Cancer cells, just like healthy cells, rely on proteasomes to collect and dispense with toxic proteins. Because cancer cells produce large amounts of damaged proteins, they compensate by overproducing proteasome assembly chaperones, which build more proteasomes to meet the cancer cells’ needs. These fleets of diligent proteasome cleanup crews keep the cancer cells from self-destructing and allow them to propagate more effectively.

In addition, the specific chaperone protein Tomko and his team studied, called gankyrin, is an oncogene — a piece of genetic material that is present at elevated levels in some tumors and has been shown to promote cancer growth.

Tomko said that if scientists can devise a way of interfering with the “popping off” of gankyrin chaperone proteins from assembling proteasomes, they may be able to mitigate the cancer-causing effects of gankyrin while also condemning harmful cancer cells to death by their own toxic proteins.
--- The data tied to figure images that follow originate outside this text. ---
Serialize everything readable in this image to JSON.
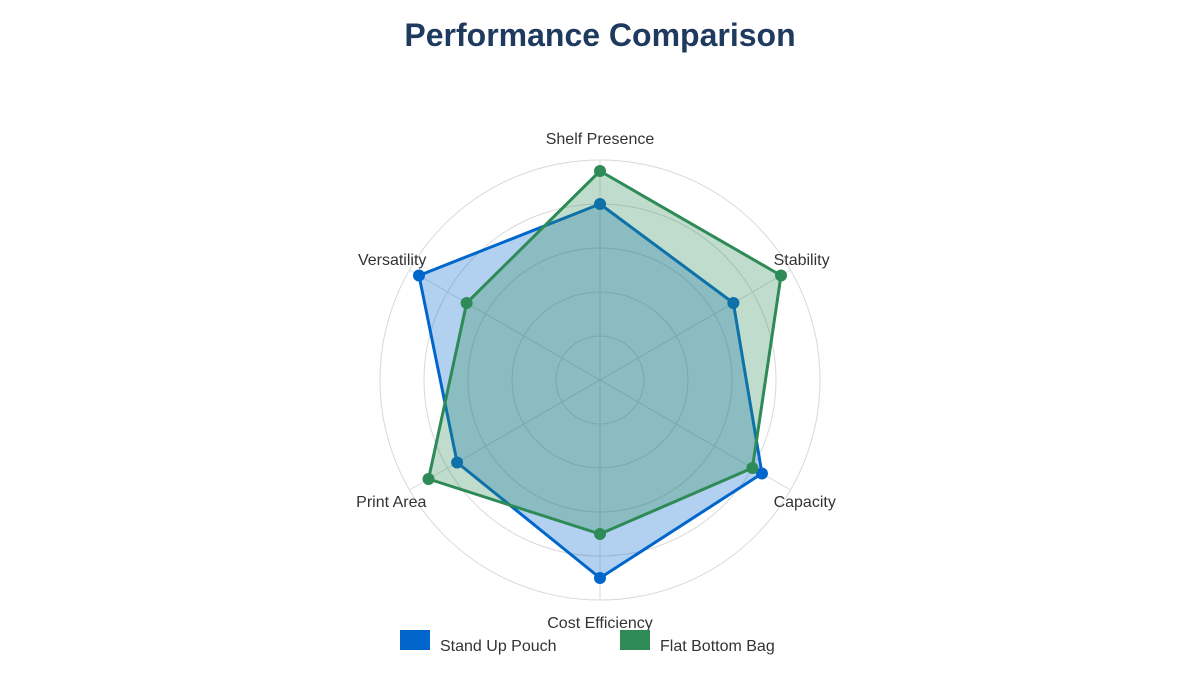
{
  "chart_data": {
    "type": "radar",
    "title": "Performance Comparison",
    "axes": [
      "Shelf Presence",
      "Stability",
      "Capacity",
      "Cost Efficiency",
      "Print Area",
      "Versatility"
    ],
    "rmax": 10,
    "grid_rings": [
      2,
      4,
      6,
      8,
      10
    ],
    "grid": true,
    "legend_position": "bottom",
    "series": [
      {
        "name": "Stand Up Pouch",
        "values": [
          8,
          7,
          8.5,
          9,
          7.5,
          9.5
        ],
        "color": "#0066cc",
        "fill": "rgba(0, 102, 204, 0.3)"
      },
      {
        "name": "Flat Bottom Bag",
        "values": [
          9.5,
          9.5,
          8,
          7,
          9,
          7
        ],
        "color": "#2e8b57",
        "fill": "rgba(46, 139, 87, 0.3)"
      }
    ]
  }
}
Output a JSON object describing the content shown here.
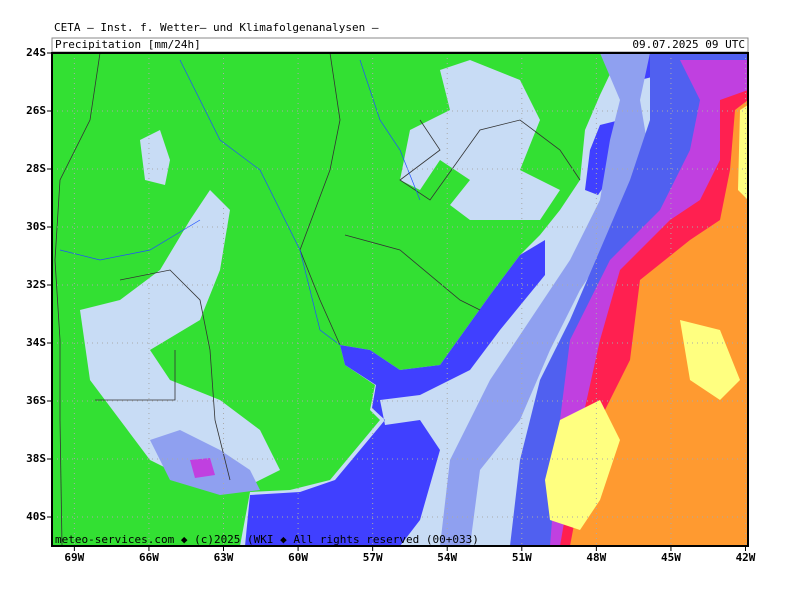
{
  "map": {
    "title": "CETA – Inst. f. Wetter– und Klimafolgenanalysen –",
    "subtitle": "Precipitation [mm/24h]",
    "valid_time": "09.07.2025 09 UTC",
    "credit": "meteo-services.com ◆ (c)2025 (WKI ◆ All rights reserved (00+033)",
    "xlim": [
      -69.9,
      -41.9
    ],
    "ylim": [
      -41,
      -24
    ],
    "xticks": [
      {
        "value": -69,
        "label": "69W"
      },
      {
        "value": -66,
        "label": "66W"
      },
      {
        "value": -63,
        "label": "63W"
      },
      {
        "value": -60,
        "label": "60W"
      },
      {
        "value": -57,
        "label": "57W"
      },
      {
        "value": -54,
        "label": "54W"
      },
      {
        "value": -51,
        "label": "51W"
      },
      {
        "value": -48,
        "label": "48W"
      },
      {
        "value": -45,
        "label": "45W"
      },
      {
        "value": -42,
        "label": "42W"
      }
    ],
    "yticks": [
      {
        "value": -24,
        "label": "24S"
      },
      {
        "value": -26,
        "label": "26S"
      },
      {
        "value": -28,
        "label": "28S"
      },
      {
        "value": -30,
        "label": "30S"
      },
      {
        "value": -32,
        "label": "32S"
      },
      {
        "value": -34,
        "label": "34S"
      },
      {
        "value": -36,
        "label": "36S"
      },
      {
        "value": -38,
        "label": "38S"
      },
      {
        "value": -40,
        "label": "40S"
      }
    ],
    "grid": true
  }
}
“First, we can trap gankyrin and prevent it from performing its pro-cancer functions,” he said. “Second, by trapping gankyrin and preventing completion of proteasome assembly, we can sensitize these cancer cells to the toxic, damaged proteins they are already overproducing. Gankyrin is important for several types of cancer, including liver, colon and cervical, so this approach might help to treat cancers of multiple organ types.”

The next step, Tomko said, is to confirm that trapping gankyrin is toxic to cancer cells but nontoxic to healthy cells. If this is found to be the case, he and his team could begin developing candidate drugs for preclinical testing.

Tomko and FSU researcher Antonia Nemec spearheaded the study, with additional contributions from graduate students Randi Reed and Jennifer Warnock and FSU researcher Anna Peterson. The research was funded by the Florida State University College of Medicine and The National Institutes of Health.